The world isn’t about to run out of lithium even though it is somewhat rare. But LIB technology has limitations and safety issues. Over time LIB discharge-recharge cycles diminish in terms of energy capacity with manufacturers putting ratings of maximum efficiency at 300 to 500 cycles. And we have all read about LIB technology spontaneously combusting upon occasion, whether it happens in a mobile phone, or in a Tesla automobile.

That’s why researchers are looking at other materials for rechargeable batteries. At the Helmholtz and Karlsruhe Institutes in Germany, a team believes that have found the answer, a rechargeable calcium-ion battery (CIB) with a synthesized electrolyte that could be an alternative to LIB technology.

The research team wanted to solve two battery challenges. Develop a safer and cheaper battery pack for EVs. And create a large-scale battery solution to backup renewable power generation. Both of these issues are top-of-mind in Europe as the continent addresses its commitments to lower carbon emissions and build greater battery capacity to meet European EV manufacturers’ volume requirements as described in yesterday’s posting on this site.

In a paper just published in Energy & Environmental Science, the Helmholtz and Karlsruhe team describe their CIB invention and the whys and wherefores for its invention. They state that LIB technology is insufficient to meet growing energy storage demands for EVs and grid-scale utility requirements. They also point out that LIB material requirements beyond lithium, including cobalt, will increasingly make the technology less affordable in the future. Finding an alternative battery technology, therefore, is imperative, particularly if more abundant and cheaper materials could be used to produce the same or better levels of energy density and discharge/recharge reliability.
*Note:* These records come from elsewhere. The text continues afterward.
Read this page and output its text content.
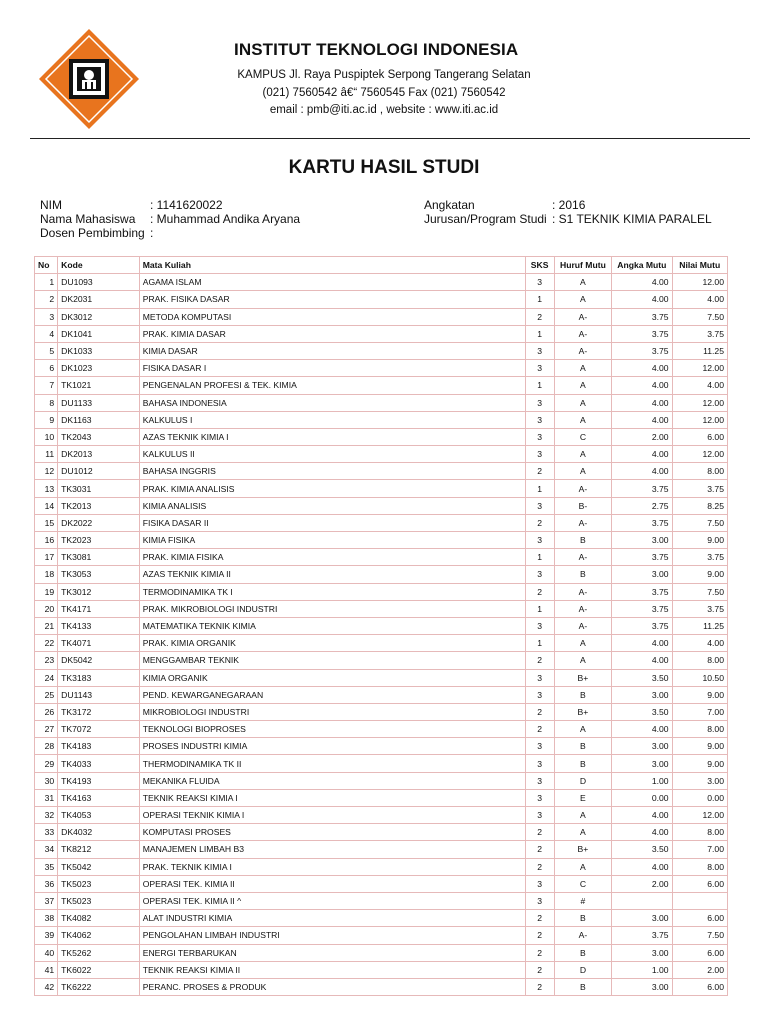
INSTITUT TEKNOLOGI INDONESIA
KAMPUS Jl. Raya Puspiptek Serpong Tangerang Selatan
(021) 7560542 â€“ 7560545 Fax (021) 7560542
email : pmb@iti.ac.id , website : www.iti.ac.id
KARTU HASIL STUDI
NIM	: 1141620022
Nama Mahasiswa : Muhammad Andika Aryana
Dosen Pembimbing :
Angkatan	: 2016
Jurusan/Program Studi : S1 TEKNIK KIMIA PARALEL
No	Kode	Mata Kuliah	SKS	Huruf Mutu	Angka Mutu	Nilai Mutu
1	DU1093	AGAMA ISLAM	3	A	4.00	12.00
2	DK2031	PRAK. FISIKA DASAR	1	A	4.00	4.00
3	DK3012	METODA KOMPUTASI	2	A-	3.75	7.50
4	DK1041	PRAK. KIMIA DASAR	1	A-	3.75	3.75
5	DK1033	KIMIA DASAR	3	A-	3.75	11.25
6	DK1023	FISIKA DASAR I	3	A	4.00	12.00
7	TK1021	PENGENALAN PROFESI & TEK. KIMIA	1	A	4.00	4.00
8	DU1133	BAHASA INDONESIA	3	A	4.00	12.00
9	DK1163	KALKULUS I	3	A	4.00	12.00
10	TK2043	AZAS TEKNIK KIMIA I	3	C	2.00	6.00
11	DK2013	KALKULUS II	3	A	4.00	12.00
12	DU1012	BAHASA INGGRIS	2	A	4.00	8.00
13	TK3031	PRAK. KIMIA ANALISIS	1	A-	3.75	3.75
14	TK2013	KIMIA ANALISIS	3	B-	2.75	8.25
15	DK2022	FISIKA DASAR II	2	A-	3.75	7.50
16	TK2023	KIMIA FISIKA	3	B	3.00	9.00
17	TK3081	PRAK. KIMIA FISIKA	1	A-	3.75	3.75
18	TK3053	AZAS TEKNIK KIMIA II	3	B	3.00	9.00
19	TK3012	TERMODINAMIKA TK I	2	A-	3.75	7.50
20	TK4171	PRAK. MIKROBIOLOGI INDUSTRI	1	A-	3.75	3.75
21	TK4133	MATEMATIKA TEKNIK KIMIA	3	A-	3.75	11.25
22	TK4071	PRAK. KIMIA ORGANIK	1	A	4.00	4.00
23	DK5042	MENGGAMBAR TEKNIK	2	A	4.00	8.00
24	TK3183	KIMIA ORGANIK	3	B+	3.50	10.50
25	DU1143	PEND. KEWARGANEGARAAN	3	B	3.00	9.00
26	TK3172	MIKROBIOLOGI INDUSTRI	2	B+	3.50	7.00
27	TK7072	TEKNOLOGI BIOPROSES	2	A	4.00	8.00
28	TK4183	PROSES INDUSTRI KIMIA	3	B	3.00	9.00
29	TK4033	THERMODINAMIKA TK II	3	B	3.00	9.00
30	TK4193	MEKANIKA FLUIDA	3	D	1.00	3.00
31	TK4163	TEKNIK REAKSI KIMIA I	3	E	0.00	0.00
32	TK4053	OPERASI TEKNIK KIMIA I	3	A	4.00	12.00
33	DK4032	KOMPUTASI PROSES	2	A	4.00	8.00
34	TK8212	MANAJEMEN LIMBAH B3	2	B+	3.50	7.00
35	TK5042	PRAK. TEKNIK KIMIA I	2	A	4.00	8.00
36	TK5023	OPERASI TEK. KIMIA II	3	C	2.00	6.00
37	TK5023	OPERASI TEK. KIMIA II ^	3	#		
38	TK4082	ALAT INDUSTRI KIMIA	2	B	3.00	6.00
39	TK4062	PENGOLAHAN LIMBAH INDUSTRI	2	A-	3.75	7.50
40	TK5262	ENERGI TERBARUKAN	2	B	3.00	6.00
41	TK6022	TEKNIK REAKSI KIMIA II	2	D	1.00	2.00
42	TK6222	PERANC. PROSES & PRODUK	2	B	3.00	6.00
In choosing calcium, 2,500 times more common than lithium, the fifth most abundant element on the planet, the researchers believe they have the answer, a CIB that uses a fluorine-based electrolyte compound that can handle thousands of discharge and recharge cycles, conduct electricity efficiently, and be cheaper to mass-produce. And CIB technology will be far less toxic when it comes to recycling or disposal, another challenge the world faces with the growing number of LIBs in the environment (see image below).

The prototype CIB retains 84% of its initial capacity after 1,000 discharge-recharge cycles at room temperature, which compares well with LIB technology and bodes well for this battery alternative in the near future.